Alerte à “Adem Ramadani” à Pristina : Une personne taquine et tabassant des femmes

La rue”Agim Ramadani”, à Pristina, est devenue une route très dangereuse pour les femmes et les filles. Ils se plaignent d'être agressés physiquement par une personne âgée de 30 ans. Ils disent que la même chose les bat au sol et accuse la police de ne pas agir. Pendant ce temps, la police [...]
La rue”Agim Ramadani”, à Pristina, est devenue une route très dangereuse pour les femmes et les filles. Ils se plaignent d'être agressés physiquement par une personne âgée de 30 ans. Ils disent que la même chose les bat au sol et accuse la police de ne pas agir. Pendant ce temps, la police du Kosovo a dit à Gazeta Express qu'un tel cas n'avait été signalé qu'hier, jusqu'à ce qu'ils ajoutent que l'unité d'enquête est prise en compte.
Au total, huit cas d'agressions contre des femmes et des filles se sont produits pour une seule journée dans la rue “Agim Ramadani” de la capitale. Toutes ces femmes et ces filles disent qu'elles ont été agressées par une personne dans ses 30 ans.
Ils disent qu'il bat les femmes et les filles, jusqu'aux compromis, et aucun des passants ne l'aide. Ils accusent également la police du Kosovo de ne pas prendre de mesures contre cette personne.
L'annonce des attaques de cette personne a été distribuée à de nombreux groupes sur le réseau social Facebook.
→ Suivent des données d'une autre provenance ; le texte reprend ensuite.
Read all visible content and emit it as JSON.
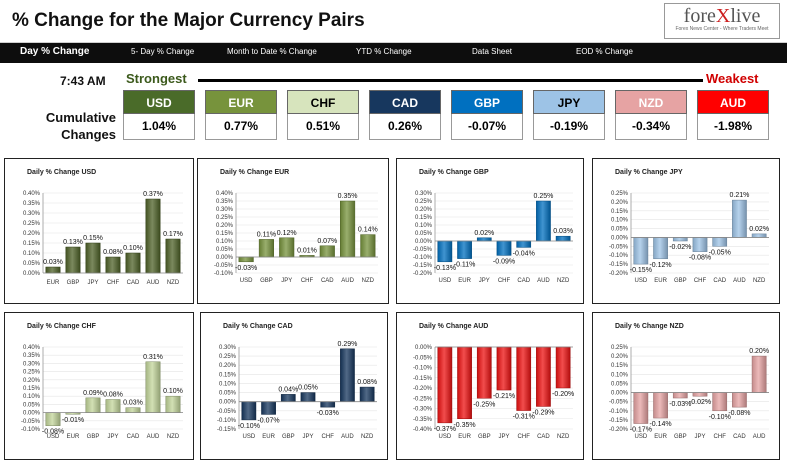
{
  "header": {
    "title": "% Change for the Major Currency Pairs",
    "logo": {
      "part1": "fore",
      "part2": "X",
      "part3": "live",
      "tagline": "Forex News Center - Where Traders Meet"
    }
  },
  "nav": {
    "items": [
      "Day % Change",
      "5- Day % Change",
      "Month to Date % Change",
      "YTD % Change",
      "Data Sheet",
      "EOD % Change"
    ],
    "active": "Day % Change"
  },
  "summary": {
    "time": "7:43 AM",
    "strongest": "Strongest",
    "weakest": "Weakest",
    "cumulative_label_1": "Cumulative",
    "cumulative_label_2": "Changes",
    "currencies": [
      {
        "name": "USD",
        "value": "1.04%",
        "color": "#4a6b29",
        "text_color": "#ffffff"
      },
      {
        "name": "EUR",
        "value": "0.77%",
        "color": "#77933c",
        "text_color": "#ffffff"
      },
      {
        "name": "CHF",
        "value": "0.51%",
        "color": "#d7e4bd",
        "text_color": "#000000"
      },
      {
        "name": "CAD",
        "value": "0.26%",
        "color": "#17375e",
        "text_color": "#ffffff"
      },
      {
        "name": "GBP",
        "value": "-0.07%",
        "color": "#0070c0",
        "text_color": "#ffffff"
      },
      {
        "name": "JPY",
        "value": "-0.19%",
        "color": "#9dc3e6",
        "text_color": "#000000"
      },
      {
        "name": "NZD",
        "value": "-0.34%",
        "color": "#e6a3a3",
        "text_color": "#ffffff"
      },
      {
        "name": "AUD",
        "value": "-1.98%",
        "color": "#ff0000",
        "text_color": "#ffffff"
      }
    ]
  },
  "chart_data": [
    {
      "type": "bar",
      "title": "Daily % Change USD",
      "bar_color": "#4f6228",
      "bg": "#ffffff",
      "categories": [
        "EUR",
        "GBP",
        "JPY",
        "CHF",
        "CAD",
        "AUD",
        "NZD"
      ],
      "values": [
        0.03,
        0.13,
        0.15,
        0.08,
        0.1,
        0.37,
        0.17
      ],
      "labels": [
        "0.03%",
        "0.13%",
        "0.15%",
        "0.08%",
        "0.10%",
        "0.37%",
        "0.17%"
      ],
      "ylim": [
        0,
        0.4
      ],
      "yticks": [
        0,
        0.05,
        0.1,
        0.15,
        0.2,
        0.25,
        0.3,
        0.35,
        0.4
      ],
      "yticklabels": [
        "0.00%",
        "0.05%",
        "0.10%",
        "0.15%",
        "0.20%",
        "0.25%",
        "0.30%",
        "0.35%",
        "0.40%"
      ]
    },
    {
      "type": "bar",
      "title": "Daily % Change EUR",
      "bar_color": "#77933c",
      "bg": "#ffffff",
      "categories": [
        "USD",
        "GBP",
        "JPY",
        "CHF",
        "CAD",
        "AUD",
        "NZD"
      ],
      "values": [
        -0.03,
        0.11,
        0.12,
        0.01,
        0.07,
        0.35,
        0.14
      ],
      "labels": [
        "-0.03%",
        "0.11%",
        "0.12%",
        "0.01%",
        "0.07%",
        "0.35%",
        "0.14%"
      ],
      "ylim": [
        -0.1,
        0.4
      ],
      "yticks": [
        -0.1,
        -0.05,
        0,
        0.05,
        0.1,
        0.15,
        0.2,
        0.25,
        0.3,
        0.35,
        0.4
      ],
      "yticklabels": [
        "-0.10%",
        "-0.05%",
        "0.00%",
        "0.05%",
        "0.10%",
        "0.15%",
        "0.20%",
        "0.25%",
        "0.30%",
        "0.35%",
        "0.40%"
      ]
    },
    {
      "type": "bar",
      "title": "Daily % Change GBP",
      "bar_color": "#0070c0",
      "bg": "#ffffff",
      "categories": [
        "USD",
        "EUR",
        "JPY",
        "CHF",
        "CAD",
        "AUD",
        "NZD"
      ],
      "values": [
        -0.13,
        -0.11,
        0.02,
        -0.09,
        -0.04,
        0.25,
        0.03
      ],
      "labels": [
        "-0.13%",
        "-0.11%",
        "0.02%",
        "-0.09%",
        "-0.04%",
        "0.25%",
        "0.03%"
      ],
      "ylim": [
        -0.2,
        0.3
      ],
      "yticks": [
        -0.2,
        -0.15,
        -0.1,
        -0.05,
        0,
        0.05,
        0.1,
        0.15,
        0.2,
        0.25,
        0.3
      ],
      "yticklabels": [
        "-0.20%",
        "-0.15%",
        "-0.10%",
        "-0.05%",
        "0.00%",
        "0.05%",
        "0.10%",
        "0.15%",
        "0.20%",
        "0.25%",
        "0.30%"
      ]
    },
    {
      "type": "bar",
      "title": "Daily % Change JPY",
      "bar_color": "#9dc3e6",
      "bg": "#ffffff",
      "categories": [
        "USD",
        "EUR",
        "GBP",
        "CHF",
        "CAD",
        "AUD",
        "NZD"
      ],
      "values": [
        -0.15,
        -0.12,
        -0.02,
        -0.08,
        -0.05,
        0.21,
        0.02
      ],
      "labels": [
        "-0.15%",
        "-0.12%",
        "-0.02%",
        "-0.08%",
        "-0.05%",
        "0.21%",
        "0.02%"
      ],
      "ylim": [
        -0.2,
        0.25
      ],
      "yticks": [
        -0.2,
        -0.15,
        -0.1,
        -0.05,
        0,
        0.05,
        0.1,
        0.15,
        0.2,
        0.25
      ],
      "yticklabels": [
        "-0.20%",
        "-0.15%",
        "-0.10%",
        "-0.05%",
        "0.00%",
        "0.05%",
        "0.10%",
        "0.15%",
        "0.20%",
        "0.25%"
      ]
    },
    {
      "type": "bar",
      "title": "Daily % Change CHF",
      "bar_color": "#c3d69b",
      "bg": "#ffffff",
      "categories": [
        "USD",
        "EUR",
        "GBP",
        "JPY",
        "CAD",
        "AUD",
        "NZD"
      ],
      "values": [
        -0.08,
        -0.01,
        0.09,
        0.08,
        0.03,
        0.31,
        0.1
      ],
      "labels": [
        "-0.08%",
        "-0.01%",
        "0.09%",
        "0.08%",
        "0.03%",
        "0.31%",
        "0.10%"
      ],
      "ylim": [
        -0.1,
        0.4
      ],
      "yticks": [
        -0.1,
        -0.05,
        0,
        0.05,
        0.1,
        0.15,
        0.2,
        0.25,
        0.3,
        0.35,
        0.4
      ],
      "yticklabels": [
        "-0.10%",
        "-0.05%",
        "0.00%",
        "0.05%",
        "0.10%",
        "0.15%",
        "0.20%",
        "0.25%",
        "0.30%",
        "0.35%",
        "0.40%"
      ]
    },
    {
      "type": "bar",
      "title": "Daily % Change CAD",
      "bar_color": "#17375e",
      "bg": "#ffffff",
      "categories": [
        "USD",
        "EUR",
        "GBP",
        "JPY",
        "CHF",
        "AUD",
        "NZD"
      ],
      "values": [
        -0.1,
        -0.07,
        0.04,
        0.05,
        -0.03,
        0.29,
        0.08
      ],
      "labels": [
        "-0.10%",
        "-0.07%",
        "0.04%",
        "0.05%",
        "-0.03%",
        "0.29%",
        "0.08%"
      ],
      "ylim": [
        -0.15,
        0.3
      ],
      "yticks": [
        -0.15,
        -0.1,
        -0.05,
        0,
        0.05,
        0.1,
        0.15,
        0.2,
        0.25,
        0.3
      ],
      "yticklabels": [
        "-0.15%",
        "-0.10%",
        "-0.05%",
        "0.00%",
        "0.05%",
        "0.10%",
        "0.15%",
        "0.20%",
        "0.25%",
        "0.30%"
      ]
    },
    {
      "type": "bar",
      "title": "Daily % Change AUD",
      "bar_color": "#ee1111",
      "bg": "#ffffff",
      "categories": [
        "USD",
        "EUR",
        "GBP",
        "JPY",
        "CHF",
        "CAD",
        "NZD"
      ],
      "values": [
        -0.37,
        -0.35,
        -0.25,
        -0.21,
        -0.31,
        -0.29,
        -0.2
      ],
      "labels": [
        "-0.37%",
        "-0.35%",
        "-0.25%",
        "-0.21%",
        "-0.31%",
        "-0.29%",
        "-0.20%"
      ],
      "ylim": [
        -0.4,
        0
      ],
      "yticks": [
        -0.4,
        -0.35,
        -0.3,
        -0.25,
        -0.2,
        -0.15,
        -0.1,
        -0.05,
        0
      ],
      "yticklabels": [
        "-0.40%",
        "-0.35%",
        "-0.30%",
        "-0.25%",
        "-0.20%",
        "-0.15%",
        "-0.10%",
        "-0.05%",
        "0.00%"
      ]
    },
    {
      "type": "bar",
      "title": "Daily % Change NZD",
      "bar_color": "#e6a3a3",
      "bg": "#ffffff",
      "categories": [
        "USD",
        "EUR",
        "GBP",
        "JPY",
        "CHF",
        "CAD",
        "AUD"
      ],
      "values": [
        -0.17,
        -0.14,
        -0.03,
        -0.02,
        -0.1,
        -0.08,
        0.2
      ],
      "labels": [
        "-0.17%",
        "-0.14%",
        "-0.03%",
        "-0.02%",
        "-0.10%",
        "-0.08%",
        "0.20%"
      ],
      "ylim": [
        -0.2,
        0.25
      ],
      "yticks": [
        -0.2,
        -0.15,
        -0.1,
        -0.05,
        0,
        0.05,
        0.1,
        0.15,
        0.2,
        0.25
      ],
      "yticklabels": [
        "-0.20%",
        "-0.15%",
        "-0.10%",
        "-0.05%",
        "0.00%",
        "0.05%",
        "0.10%",
        "0.15%",
        "0.20%",
        "0.25%"
      ]
    }
  ]
}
Pour les filles et les femmes, un homme d'environ 20 ou 30 ans, attaque les femmes et les filles dans le centre-ville de Pristina, dans la rue derrière le théâtre, respectivement, et a le Ministère de l'éducation. La police sait qui il est. Ils ne prennent pas de remède. Attention... et oublie que quelqu'un t'aide si ça arrive, que quatre cas se produisent et que personne n'interfère avec les citoyens présents pour m'aider quand des filles et des femmes sont attaquées. Nous sommes seuls, nous sommes seuls à protéger”, c'est l'annonce qui est distribuée.

Seulement 20 minutes après que cette écriture ait commencé à se répandre, quatre autres femmes ont déclaré avoir été agressées par la même personne.
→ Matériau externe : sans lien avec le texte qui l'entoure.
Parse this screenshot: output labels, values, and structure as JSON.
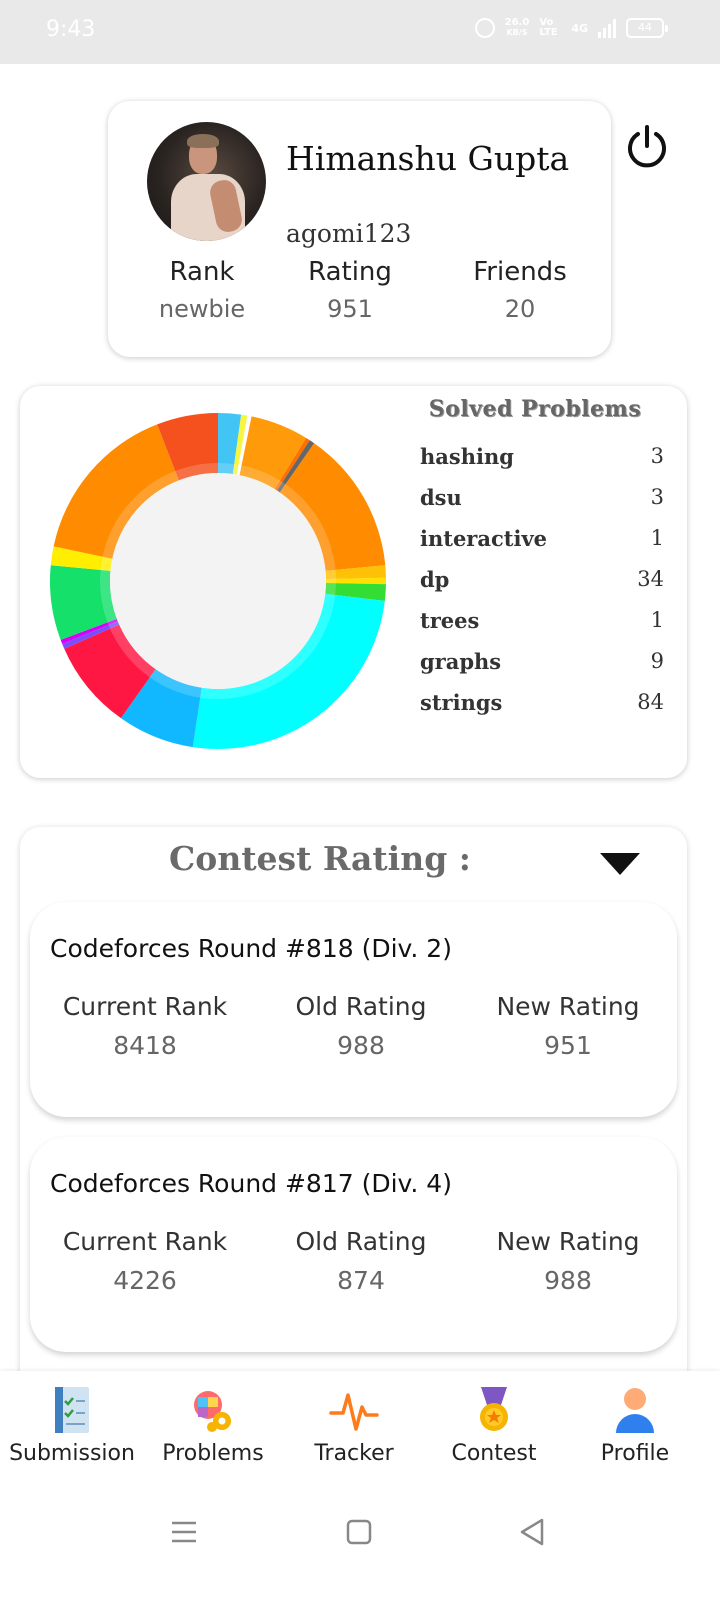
{
  "status_bar": {
    "time": "9:43",
    "net_speed_value": "26.0",
    "net_speed_unit": "KB/S",
    "volte": "Vo LTE",
    "network": "4G",
    "battery": "44"
  },
  "profile": {
    "name": "Himanshu Gupta",
    "handle": "agomi123",
    "stats": [
      {
        "label": "Rank",
        "value": "newbie"
      },
      {
        "label": "Rating",
        "value": "951"
      },
      {
        "label": "Friends",
        "value": "20"
      }
    ]
  },
  "solved": {
    "title": "Solved Problems",
    "tags": [
      {
        "name": "hashing",
        "count": "3"
      },
      {
        "name": "dsu",
        "count": "3"
      },
      {
        "name": "interactive",
        "count": "1"
      },
      {
        "name": "dp",
        "count": "34"
      },
      {
        "name": "trees",
        "count": "1"
      },
      {
        "name": "graphs",
        "count": "9"
      },
      {
        "name": "strings",
        "count": "84"
      }
    ]
  },
  "chart_data": {
    "type": "pie",
    "style": "donut",
    "slices": [
      {
        "value": 2.2,
        "color": "#42c5f5"
      },
      {
        "value": 0.6,
        "color": "#f5f542"
      },
      {
        "value": 0.4,
        "color": "#ffffff"
      },
      {
        "value": 5.6,
        "color": "#ff9a0a"
      },
      {
        "value": 0.4,
        "color": "#ff6f00"
      },
      {
        "value": 0.5,
        "color": "#666666"
      },
      {
        "value": 13.8,
        "color": "#ff8c00"
      },
      {
        "value": 1.2,
        "color": "#ffc107"
      },
      {
        "value": 0.6,
        "color": "#ffe000"
      },
      {
        "value": 1.6,
        "color": "#33dd33"
      },
      {
        "value": 25.5,
        "color": "#00ffff"
      },
      {
        "value": 7.4,
        "color": "#12b8ff"
      },
      {
        "value": 8.6,
        "color": "#ff1744"
      },
      {
        "value": 0.5,
        "color": "#7c4dff"
      },
      {
        "value": 0.4,
        "color": "#d500f9"
      },
      {
        "value": 7.2,
        "color": "#14e06a"
      },
      {
        "value": 1.8,
        "color": "#ffee00"
      },
      {
        "value": 15.8,
        "color": "#ff8c00"
      },
      {
        "value": 5.9,
        "color": "#f4511e"
      }
    ],
    "center_color": "#f3f3f3"
  },
  "contest": {
    "heading": "Contest Rating :",
    "cards": [
      {
        "name": "Codeforces Round #818 (Div. 2)",
        "stats": [
          {
            "label": "Current Rank",
            "value": "8418"
          },
          {
            "label": "Old Rating",
            "value": "988"
          },
          {
            "label": "New Rating",
            "value": "951"
          }
        ]
      },
      {
        "name": "Codeforces Round #817 (Div. 4)",
        "stats": [
          {
            "label": "Current Rank",
            "value": "4226"
          },
          {
            "label": "Old Rating",
            "value": "874"
          },
          {
            "label": "New Rating",
            "value": "988"
          }
        ]
      }
    ]
  },
  "nav": {
    "items": [
      {
        "label": "Submission",
        "icon": "clipboard-check-icon"
      },
      {
        "label": "Problems",
        "icon": "puzzle-gear-icon"
      },
      {
        "label": "Tracker",
        "icon": "pulse-icon"
      },
      {
        "label": "Contest",
        "icon": "medal-icon"
      },
      {
        "label": "Profile",
        "icon": "person-icon"
      }
    ]
  }
}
Le journal Express a envoyé des questions à la police du Kosovo pour obtenir des informations sur ces cas et sur cette personne. Mais la police dit qu'un seul cas de ce genre a été signalé.
“Dans le centre du poste de police de Pristina a ouvert un cas d'agression de la plaignante, qui a été attaquée par une personne soupçonnée sur la rue Agim Ramadani à Pristina. L'unité d'enquête est prise en compte, rapporte les réponses de la police à Gazeta Express.
Jusqu'à ce que vous donniez des informations sur les autres mesures prises contre cette personne.
Autrement, jusqu'en août 2018, 628 cas de violence familiale ont été signalés.
Ces statistiques portent toutefois aussi sur les cas de violence masculine. Cependant, ils sont en plus petit nombre.
Bien qu'ils aient ajouté que toute affaire soumise à la police est traitée sur la base de procédures et est traitée dans les organes judiciaires.
“Le cas de violence familiale est traité sur la base de procédures et les mêmes procédures sont poursuivies dans les organes judiciaires. Chacun de ces cas étant traité, avec la décision des procureurs compétents, des suspects aléatoires sont envoyés ou non, selon le cas au Centre de préservation”, la réponse de la police est dite.